You need a lot of data to train a computer vision model to effectively interpret its surroundings, which can strain resources. Read this guest post to discover how Neural Pocket, an AI solution provider, used synthetic data to enable its computer vision models.
Neural Pocket provides end-to-end AI smart city solutions for some of the largest Japanese corporations and local governments across various municipalities. As a rapidly growing startup headquartered in Tokyo, Neural Pocket aims to stay on top of cutting-edge technologies.
The company recently used synthetic data to maximize its results. Neural Pocket’s tool of choice for synthetic data generation is Unity Computer Vision, which includes the Perception Package that makes it easy for developers to quickly produce diverse datasets with randomized assets that are perfectly labeled for computer vision model training.
Learn more in this guest post from Neural Pocket by Romain Angénieux, Head of Simulation, and Alex Daniels, Senior Expert and Head of the Technology Incubation Team.

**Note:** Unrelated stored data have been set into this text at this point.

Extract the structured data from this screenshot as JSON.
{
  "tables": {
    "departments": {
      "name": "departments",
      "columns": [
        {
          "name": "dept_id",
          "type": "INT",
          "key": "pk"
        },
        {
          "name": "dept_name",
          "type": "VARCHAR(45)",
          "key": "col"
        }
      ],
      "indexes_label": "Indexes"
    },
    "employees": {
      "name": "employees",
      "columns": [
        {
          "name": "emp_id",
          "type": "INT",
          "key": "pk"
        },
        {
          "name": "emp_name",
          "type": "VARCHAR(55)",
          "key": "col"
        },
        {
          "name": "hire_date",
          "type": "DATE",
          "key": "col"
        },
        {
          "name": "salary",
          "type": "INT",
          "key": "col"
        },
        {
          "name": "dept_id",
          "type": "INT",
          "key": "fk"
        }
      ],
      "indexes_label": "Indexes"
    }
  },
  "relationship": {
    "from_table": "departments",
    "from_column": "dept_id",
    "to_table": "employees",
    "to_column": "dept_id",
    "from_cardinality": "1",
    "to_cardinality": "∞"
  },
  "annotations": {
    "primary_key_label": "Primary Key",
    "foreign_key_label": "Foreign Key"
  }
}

Computer vision tasks deal with interpreting data from images or videos and trying to gain an understanding of what they contain. This can be a simple classification of an entire image, or more detailed detections of the locations of specific objects within an image such as detecting human poses. Training a computer vision model to complete these tasks requires gathering and annotating a significant amount of data, a time-consuming and expensive venture.
Teams collect data in the real world primarily through photography and videography, but these methods have several drawbacks:
Once data is collected, teams often need to spend days manually labeling each image so that the computer vision model can learn to accurately identify what it’s seeing. This process ties up valuable resources internally or may be outsourced for additional cost.
One way to address these challenges is through the use of synthetic data, which enables teams to generate large quantities of images with perfect annotations in a short amount of time. With the ability to easily and quickly change parameters to generate new improved datasets (e.g., lighting, objects, materials, environments), and no dependency on the external factors mentioned above, the dataset creation process becomes significantly more streamlined.
We started creating synthetic data in August 2020 with a homemade Unity project. Our goal was to train a computer vision model to recognize and track moving vehicles and people for security purposes. Creating a simulation from scratch offers the advantage of freedom but can also be quite challenging and requires reinventing the wheel to a certain extent.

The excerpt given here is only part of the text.